My Chat with a Meteorologist
Cash Daniels is a TFK Kid Reporter. He was a 2021 TIME Kid of the Year finalist for his work combating plastic pollution in waterways. Here, he writes about his conversation with meteorologist Ashley Ruiz.
When you think about who’s responsible for a city’s safety, what people come to mind? Police officers, firefighters, emergency response teams. Would you put your local meteorologist in this group? That’s the career Ashley Ruiz chose, and she’s now the first female chief meteorologist in Baton Rouge, Louisiana. Ruiz predicts the weather for her community. In 2020, a tornado hit my hometown of Chattanooga, Tennessee—and, even closer to home, my house. So I know what a lifesaving job this can be.
When I spoke with Ruiz, in October, she said, “Getting out in the community is one of my favorite parts [of the job]. Meeting the families who saw the forecast and were able to get to safety—it’s amazing, knowing I helped make that happen.”

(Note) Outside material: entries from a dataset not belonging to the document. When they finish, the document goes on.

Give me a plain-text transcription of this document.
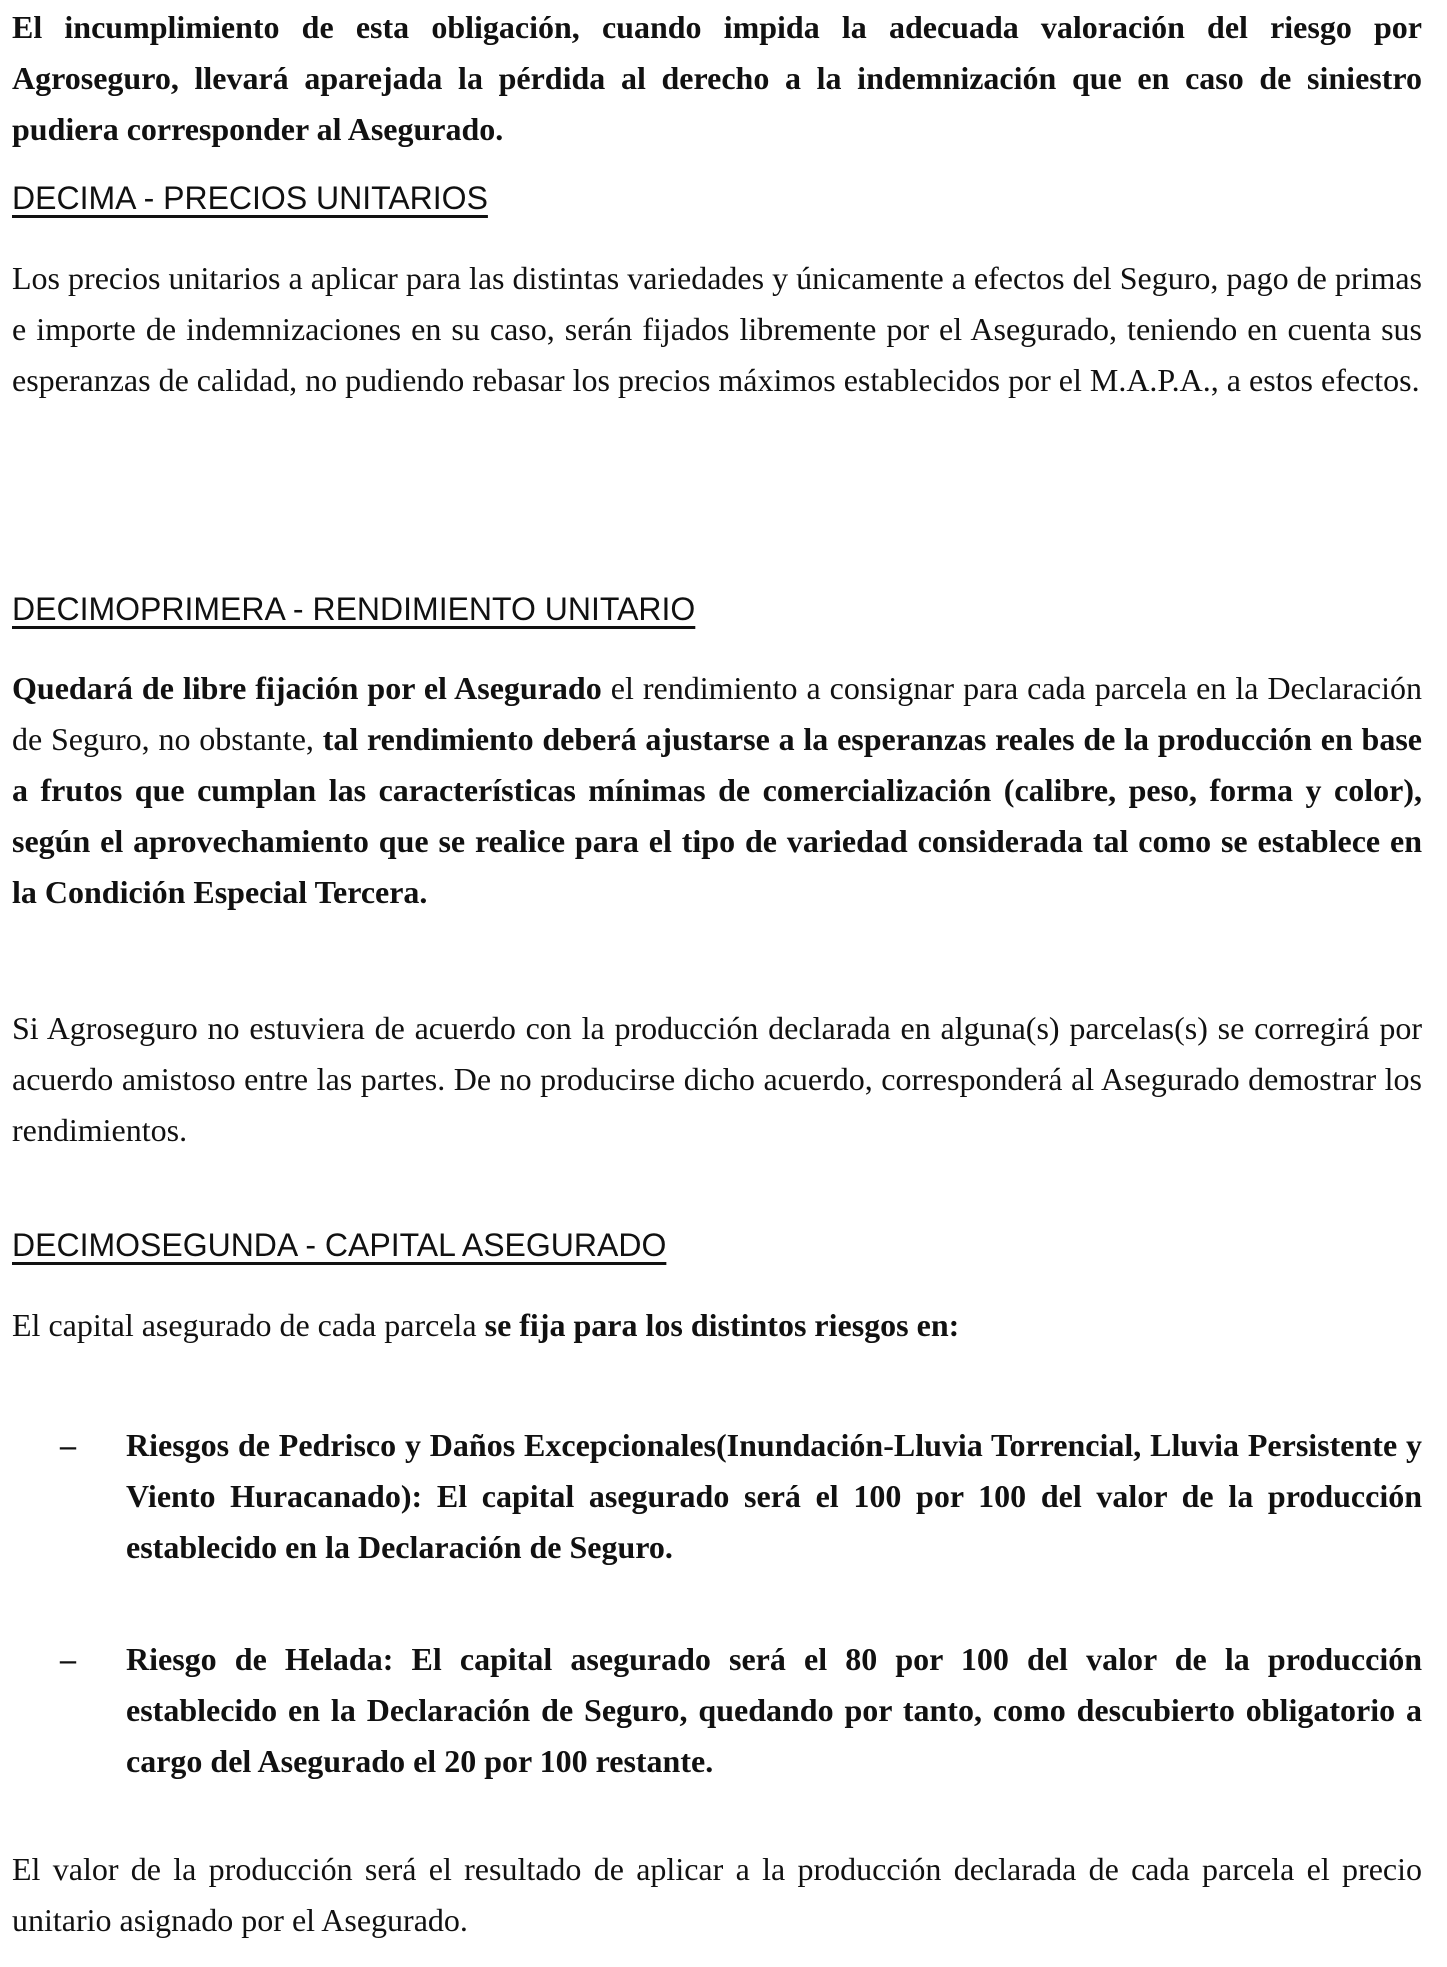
El incumplimiento de esta obligación, cuando impida la adecuada valoración del riesgo por Agroseguro, llevará aparejada la pérdida al derecho a la indemnización que en caso de siniestro pudiera corresponder al Asegurado.

DECIMA - PRECIOS UNITARIOS

Los precios unitarios a aplicar para las distintas variedades y únicamente a efectos del Seguro, pago de primas e importe de indemnizaciones en su caso, serán fijados libremente por el Asegurado, teniendo en cuenta sus esperanzas de calidad, no pudiendo rebasar los precios máximos establecidos por el M.A.P.A., a estos efectos.

DECIMOPRIMERA - RENDIMIENTO UNITARIO

Quedará de libre fijación por el Asegurado el rendimiento a consignar para cada parcela en la Declaración de Seguro, no obstante, tal rendimiento deberá ajustarse a la esperanzas reales de la producción en base a frutos que cumplan las características mínimas de comercialización (calibre, peso, forma y color), según el aprovechamiento que se realice para el tipo de variedad considerada tal como se establece en la Condición Especial Tercera.

Si Agroseguro no estuviera de acuerdo con la producción declarada en alguna(s) parcelas(s) se corregirá por acuerdo amistoso entre las partes. De no producirse dicho acuerdo, corresponderá al Asegurado demostrar los rendimientos.

DECIMOSEGUNDA - CAPITAL ASEGURADO

El capital asegurado de cada parcela se fija para los distintos riesgos en:

–	Riesgos de Pedrisco y Daños Excepcionales(Inundación-Lluvia Torrencial, Lluvia Persistente y Viento Huracanado): El capital asegurado será el 100 por 100 del valor de la producción establecido en la Declaración de Seguro.
–	Riesgo de Helada: El capital asegurado será el 80 por 100 del valor de la producción establecido en la Declaración de Seguro, quedando por tanto, como descubierto obligatorio a cargo del Asegurado el 20 por 100 restante.

El valor de la producción será el resultado de aplicar a la producción declarada de cada parcela el precio unitario asignado por el Asegurado.
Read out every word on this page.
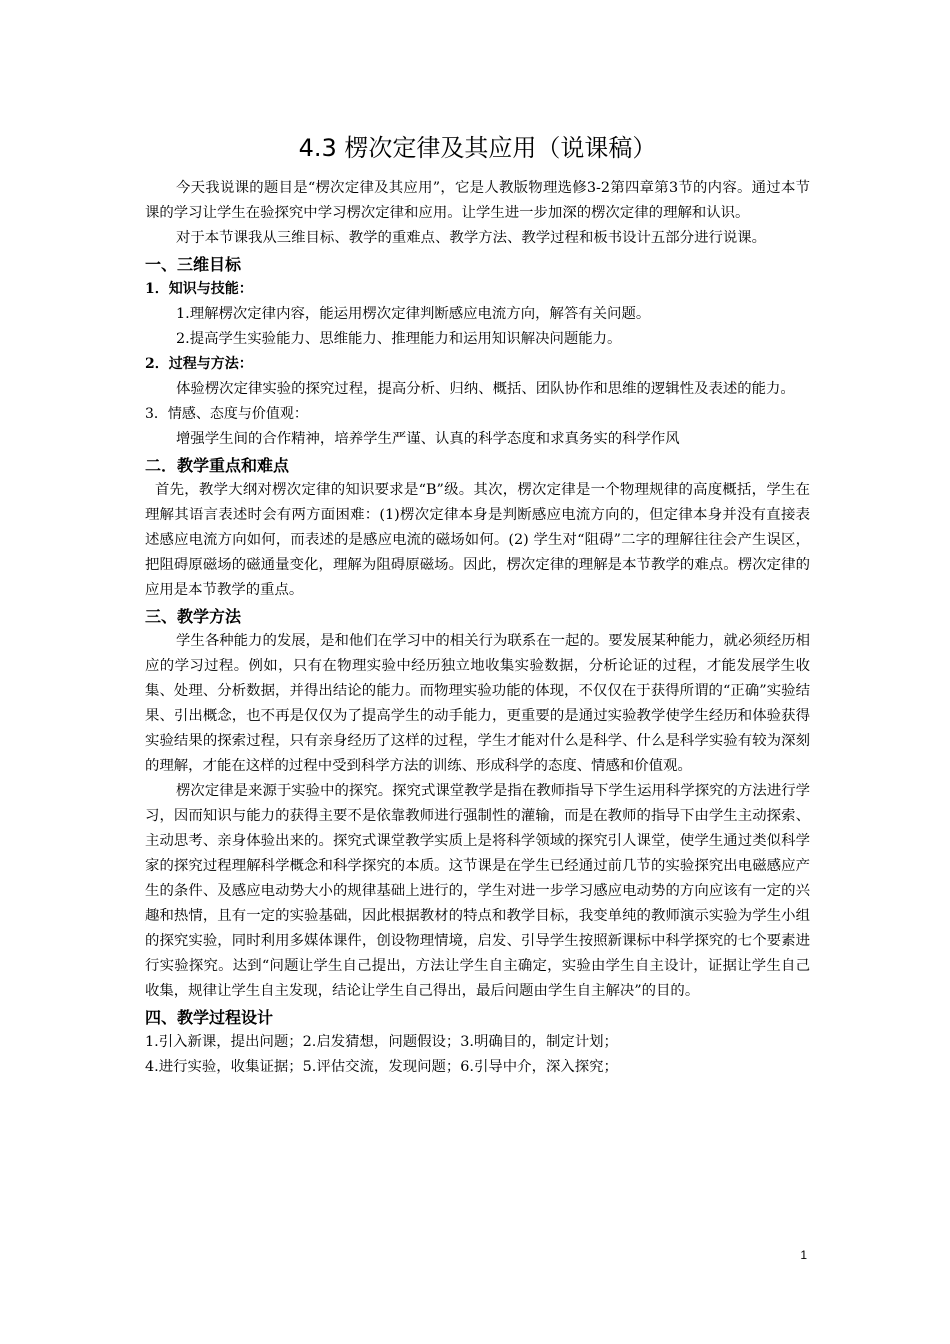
4.3 楞次定律及其应用（说课稿）

今天我说课的题目是“楞次定律及其应用”，它是人教版物理选修3-2第四章第3节的内容。通过本节课的学习让学生在验探究中学习楞次定律和应用。让学生进一步加深的楞次定律的理解和认识。

对于本节课我从三维目标、教学的重难点、教学方法、教学过程和板书设计五部分进行说课。

一、三维目标
1．知识与技能：

1.理解楞次定律内容，能运用楞次定律判断感应电流方向，解答有关问题。

2.提高学生实验能力、思维能力、推理能力和运用知识解决问题能力。

2．过程与方法：

体验楞次定律实验的探究过程，提高分析、归纳、概括、团队协作和思维的逻辑性及表述的能力。

3．情感、态度与价值观：

增强学生间的合作精神，培养学生严谨、认真的科学态度和求真务实的科学作风

二．教学重点和难点

首先，教学大纲对楞次定律的知识要求是“B”级。其次，楞次定律是一个物理规律的高度概括，学生在理解其语言表述时会有两方面困难：(1)楞次定律本身是判断感应电流方向的，但定律本身并没有直接表述感应电流方向如何，而表述的是感应电流的磁场如何。(2) 学生对“阻碍”二字的理解往往会产生误区，把阻碍原磁场的磁通量变化，理解为阻碍原磁场。因此，楞次定律的理解是本节教学的难点。楞次定律的应用是本节教学的重点。

三、教学方法

学生各种能力的发展，是和他们在学习中的相关行为联系在一起的。要发展某种能力，就必须经历相应的学习过程。例如，只有在物理实验中经历独立地收集实验数据，分析论证的过程，才能发展学生收集、处理、分析数据，并得出结论的能力。而物理实验功能的体现，不仅仅在于获得所谓的“正确”实验结果、引出概念，也不再是仅仅为了提高学生的动手能力，更重要的是通过实验教学使学生经历和体验获得实验结果的探索过程，只有亲身经历了这样的过程，学生才能对什么是科学、什么是科学实验有较为深刻的理解，才能在这样的过程中受到科学方法的训练、形成科学的态度、情感和价值观。

楞次定律是来源于实验中的探究。探究式课堂教学是指在教师指导下学生运用科学探究的方法进行学习，因而知识与能力的获得主要不是依靠教师进行强制性的灌输，而是在教师的指导下由学生主动探索、主动思考、亲身体验出来的。探究式课堂教学实质上是将科学领域的探究引人课堂，使学生通过类似科学家的探究过程理解科学概念和科学探究的本质。这节课是在学生已经通过前几节的实验探究出电磁感应产生的条件、及感应电动势大小的规律基础上进行的，学生对进一步学习感应电动势的方向应该有一定的兴趣和热情，且有一定的实验基础，因此根据教材的特点和教学目标，我变单纯的教师演示实验为学生小组的探究实验，同时利用多媒体课件，创设物理情境，启发、引导学生按照新课标中科学探究的七个要素进行实验探究。达到“问题让学生自己提出，方法让学生自主确定，实验由学生自主设计，证据让学生自己收集，规律让学生自主发现，结论让学生自己得出，最后问题由学生自主解决”的目的。

四、教学过程设计

1.引入新课，提出问题；2.启发猜想，问题假设；3.明确目的，制定计划；

4.进行实验，收集证据；5.评估交流，发现问题；6.引导中介，深入探究；

1
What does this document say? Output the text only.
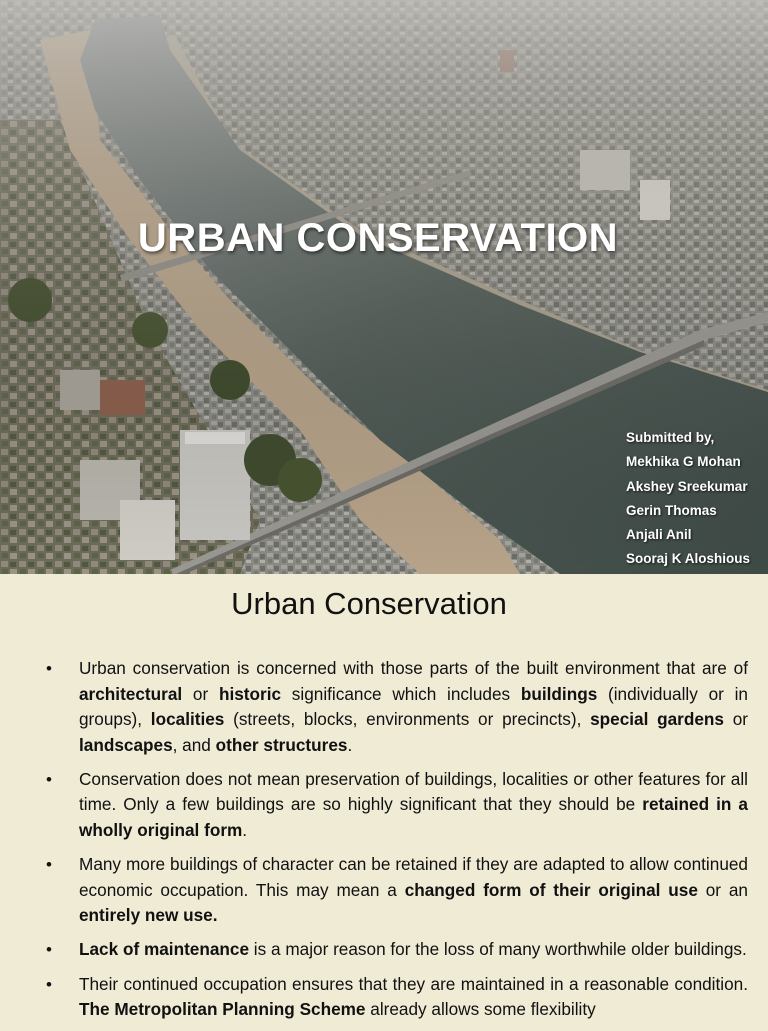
URBAN CONSERVATION
Submitted by,
Mekhika G Mohan
Akshey Sreekumar
Gerin Thomas
Anjali Anil
Sooraj K Aloshious
Urban Conservation
• Urban conservation is concerned with those parts of the built environment that are of architectural or historic significance which includes buildings (individually or in groups), localities (streets, blocks, environments or precincts), special gardens or landscapes, and other structures.
• Conservation does not mean preservation of buildings, localities or other features for all time. Only a few buildings are so highly significant that they should be retained in a wholly original form.
• Many more buildings of character can be retained if they are adapted to allow continued economic occupation. This may mean a changed form of their original use or an entirely new use.
• Lack of maintenance is a major reason for the loss of many worthwhile older buildings.
• Their continued occupation ensures that they are maintained in a reasonable condition. The Metropolitan Planning Scheme already allows some flexibility
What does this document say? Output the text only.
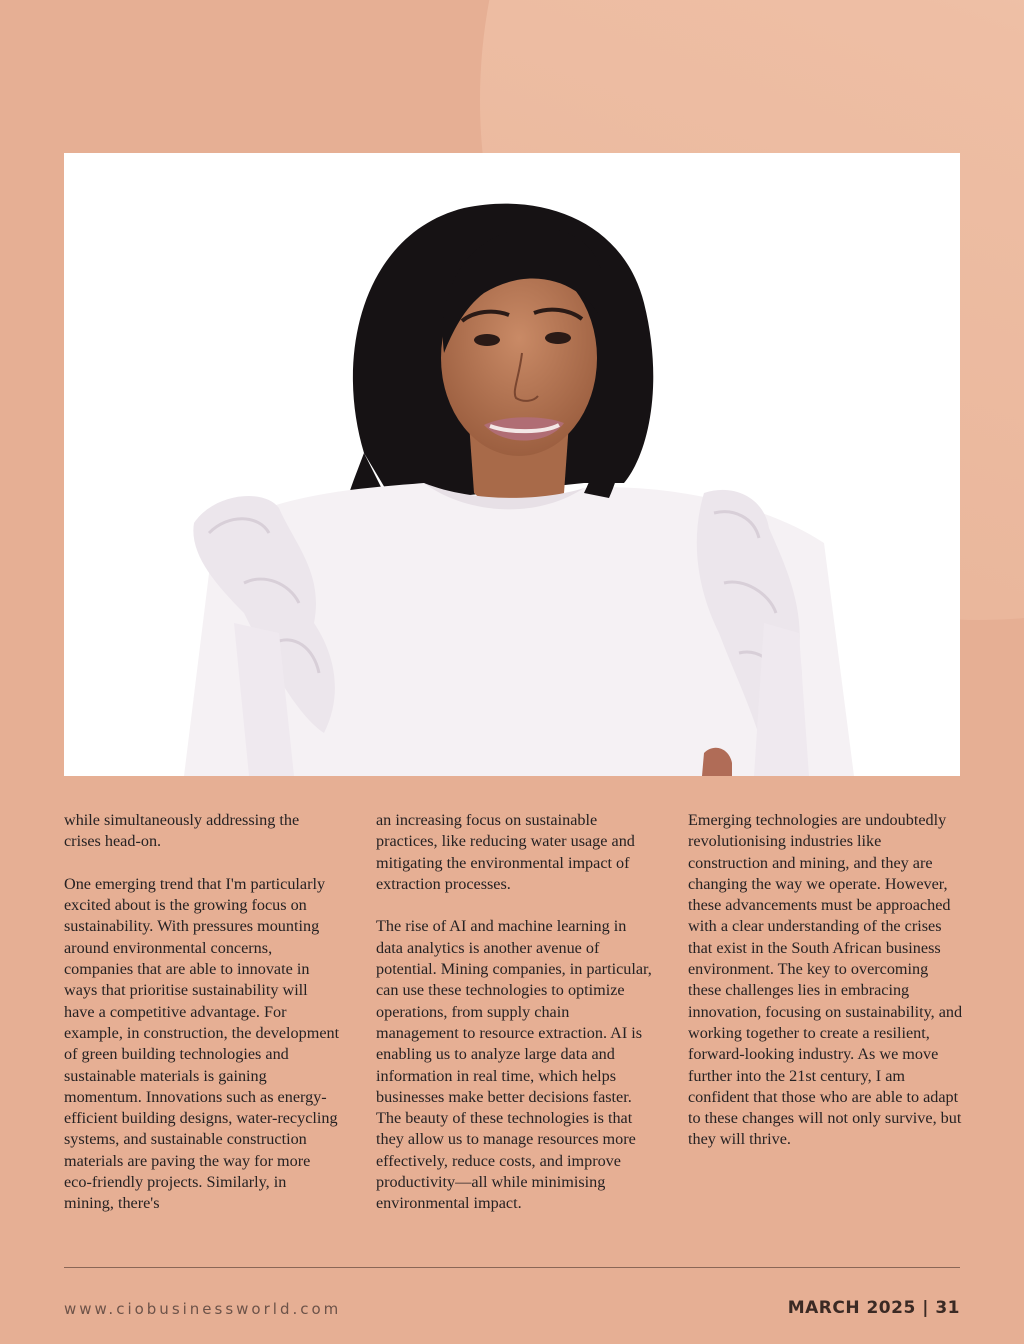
while simultaneously addressing the crises head-on.

One emerging trend that I'm particularly excited about is the growing focus on sustainability. With pressures mounting around environmental concerns, companies that are able to innovate in ways that prioritise sustainability will have a competitive advantage. For example, in construction, the development of green building technologies and sustainable materials is gaining momentum. Innovations such as energy-efficient building designs, water-recycling systems, and sustainable construction materials are paving the way for more eco-friendly projects. Similarly, in mining, there's

an increasing focus on sustainable practices, like reducing water usage and mitigating the environmental impact of extraction processes.

The rise of AI and machine learning in data analytics is another avenue of potential. Mining companies, in particular, can use these technologies to optimize operations, from supply chain management to resource extraction. AI is enabling us to analyze large data and information in real time, which helps businesses make better decisions faster. The beauty of these technologies is that they allow us to manage resources more effectively, reduce costs, and improve productivity—all while minimising environmental impact.

Emerging technologies are undoubtedly revolutionising industries like construction and mining, and they are changing the way we operate. However, these advancements must be approached with a clear understanding of the crises that exist in the South African business environment. The key to overcoming these challenges lies in embracing innovation, focusing on sustainability, and working together to create a resilient, forward-looking industry. As we move further into the 21st century, I am confident that those who are able to adapt to these changes will not only survive, but they will thrive.

www.ciobusinessworld.com	MARCH 2025 | 31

Then there’s what Ruiz considers one of the difficult parts of the job. “Hearing people have been injured, like in a big hurricane, is really hard,” she said. “We try our best to predict the weather as best we can, and we are getting better. But it can always change.”
Ruiz and I talked about how people can learn from new and changing weather patterns. I asked her if they relate to climate change. “Yes,” she told me. “We are absolutely seeing changes in weather, with more-intense and more-frequent storms.” Weather is changing everywhere, as the planet warms. There are more-frequent droughts, stronger storms, and increasing temperature changes. This makes predicting the weather a challenge.
Ruiz always knew she was interested in weather and how it affects the world. But her path to a career in meteorology wasn’t easy. She wants kids to know they should never give up on their education or their dreams. “A lot of girls may be discouraged to work in a male-dominated workforce,” she said. “I, for sure, was. I still get discouraged, but I hope I can help motivate girls, young women, and women in general to keep pushing forward.”
She had another piece of advice: “Even if you struggle with STEM, just keep trying. I struggled so hard with math and wanted to give up. But I kept pushing and working hard, and now I’m the first woman chief meteorologist in the Baton Rouge TV market. I’m proud of that accomplishment.”
“I do believe more girls and women are more involved in STEM [now] versus 10 years ago,” she added. “It seems to be improving, but we still have a lot of work to do.”